Resources for Canadian Exporters

| December 2, 2015 | Business Planning

If you’ve established a successful business in Canada, there’s no reason you can’t expand your horizons by exporting to other countries. When you diversify by opening the doors to foreign markets, you’ll extend brand awareness globally and protect your company from local economic downturns.

The biggest deterrent to exporting for many small businesses is simply a lack of information. Business owners aren’t well versed in the legalities involved with exporting and expect it to be complicated and time-consuming.
With the right information, resources and support, however, you can take advantage of opportunities to grow your business in foreign markets. Here are a number of free tips and resources to help your company thrive around the globe.

Understand exporting regulations

It’s important to know Canada’s regulations for exporting to overseas companies and follow the rules carefully. These first four steps are basic requirements for any business that wants to export from Canada:

  1. Obtain an import/export business number from the Canada Revenue Agency (CRA).
  2. Contact the Canadian Border Services Agency (CBSA) to determine whether a licence or permit is required to export your goods out of country.
  3. Get up to speed on required export documentation. Some businesses hire a licenced customs broker to do this on their behalf.
  4. Follow the import and permit requirements for the countries that will receive your goods.

There’s more to Canadian exporting regulations and from time to time the rules change. Canada Business Network’s free guide to Canadian exporting regulations will quickly help you understand what you need to know and decide whether exporting is for you.
Reach out to emerging markets

Emerging markets offer an exciting opportunity for Canadian companies who can gain a competitive advantage by establishing their exported goods before other businesses move in. However, untested markets can pose special risks small businesses need to be aware of.
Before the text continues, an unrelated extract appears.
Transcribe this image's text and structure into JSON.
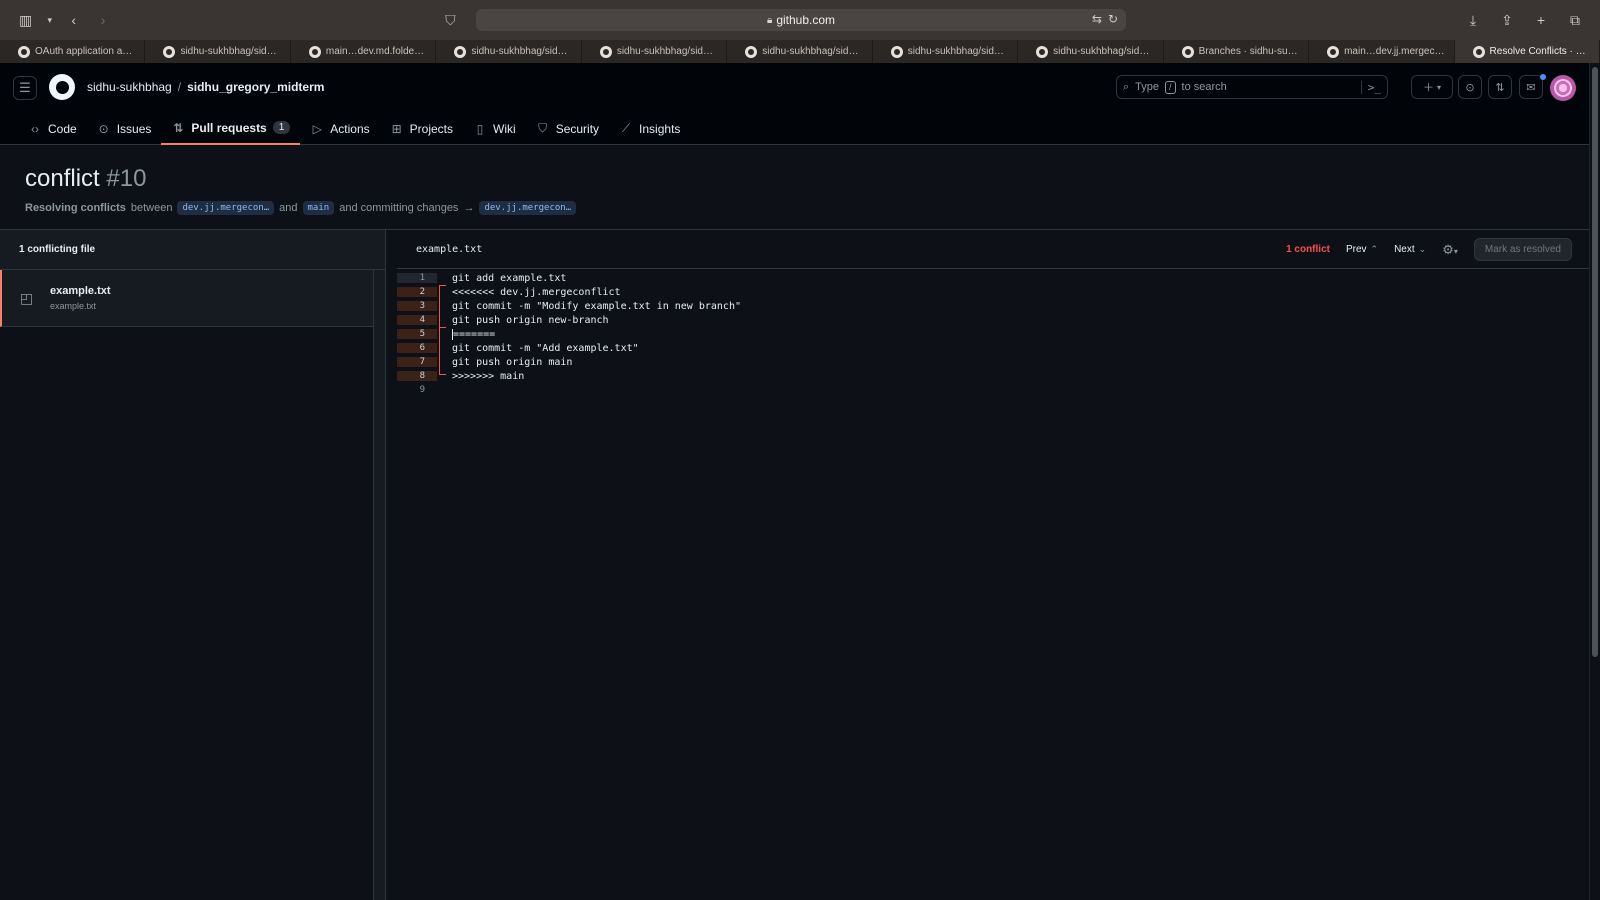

Some of these risks for Canadian exporters include issues with currency controls, sanctions and protecting your business from international buyers who don’t pay.
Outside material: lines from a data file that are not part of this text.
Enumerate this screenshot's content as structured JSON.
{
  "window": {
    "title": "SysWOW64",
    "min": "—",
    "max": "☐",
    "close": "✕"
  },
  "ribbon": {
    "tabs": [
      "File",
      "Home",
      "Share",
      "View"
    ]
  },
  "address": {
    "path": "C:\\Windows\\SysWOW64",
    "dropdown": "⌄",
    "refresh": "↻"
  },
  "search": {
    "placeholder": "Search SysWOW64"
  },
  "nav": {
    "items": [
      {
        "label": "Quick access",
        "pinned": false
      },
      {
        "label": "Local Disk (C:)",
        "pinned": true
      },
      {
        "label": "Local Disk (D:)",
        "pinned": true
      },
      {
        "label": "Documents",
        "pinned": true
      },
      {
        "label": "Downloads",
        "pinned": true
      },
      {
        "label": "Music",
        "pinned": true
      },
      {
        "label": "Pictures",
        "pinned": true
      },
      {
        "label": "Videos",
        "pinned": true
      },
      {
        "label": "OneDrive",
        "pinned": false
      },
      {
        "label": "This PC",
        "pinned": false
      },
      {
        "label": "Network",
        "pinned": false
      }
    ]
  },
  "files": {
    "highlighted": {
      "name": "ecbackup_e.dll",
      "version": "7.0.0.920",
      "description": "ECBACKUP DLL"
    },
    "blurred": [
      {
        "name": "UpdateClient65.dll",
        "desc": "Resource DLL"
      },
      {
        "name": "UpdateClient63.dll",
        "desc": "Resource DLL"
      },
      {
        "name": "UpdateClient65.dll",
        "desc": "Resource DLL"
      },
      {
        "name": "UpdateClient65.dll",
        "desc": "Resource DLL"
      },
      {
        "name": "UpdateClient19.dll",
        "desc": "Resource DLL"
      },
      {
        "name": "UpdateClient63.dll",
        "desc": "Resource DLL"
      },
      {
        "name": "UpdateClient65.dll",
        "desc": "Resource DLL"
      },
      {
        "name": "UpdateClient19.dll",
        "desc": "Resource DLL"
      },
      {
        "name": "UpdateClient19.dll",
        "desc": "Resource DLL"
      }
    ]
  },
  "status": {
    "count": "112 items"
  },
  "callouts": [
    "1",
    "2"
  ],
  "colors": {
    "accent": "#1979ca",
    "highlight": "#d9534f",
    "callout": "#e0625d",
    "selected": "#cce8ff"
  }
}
To learn more about how to make the most of opportunities – and manage situations that can put your business at risk – read this free white paper by Export Development Canada (EDC) on how to successfully navigate emerging markets.

The goods on trade finance

Trade finance helps companies manage financial risks in the exporter-importer relationship. Exporters need to feel confident they’ll be paid when their shipment is received; importers want affordable financing solutions such as the opportunity to obtain extended credit on their payment.

A lending institution that specializes in trade finance can help your business facilitate trade with international buyers by offering:

  • Attractive exchange rates.
  • Affordable financing options.
  • Loans secured by a lien on export goods.
  • Flexible payment terms for loans at fixed or variable rates.

Working with a trade finance lender can also support your business by offering factoring, export credit and insurance.

EDC has partnered with Canadian financial institutions so they can provide businesses with international financing solutions. Check out their website for detailed information on financial solutions, services and support when it comes to trade finance.


  • Review the CBSA’s detailed checklist on exporting commercial goods from Canada.
  • Speak with a customs broker for advice on how to prepare export documentation and to arrange international shipment.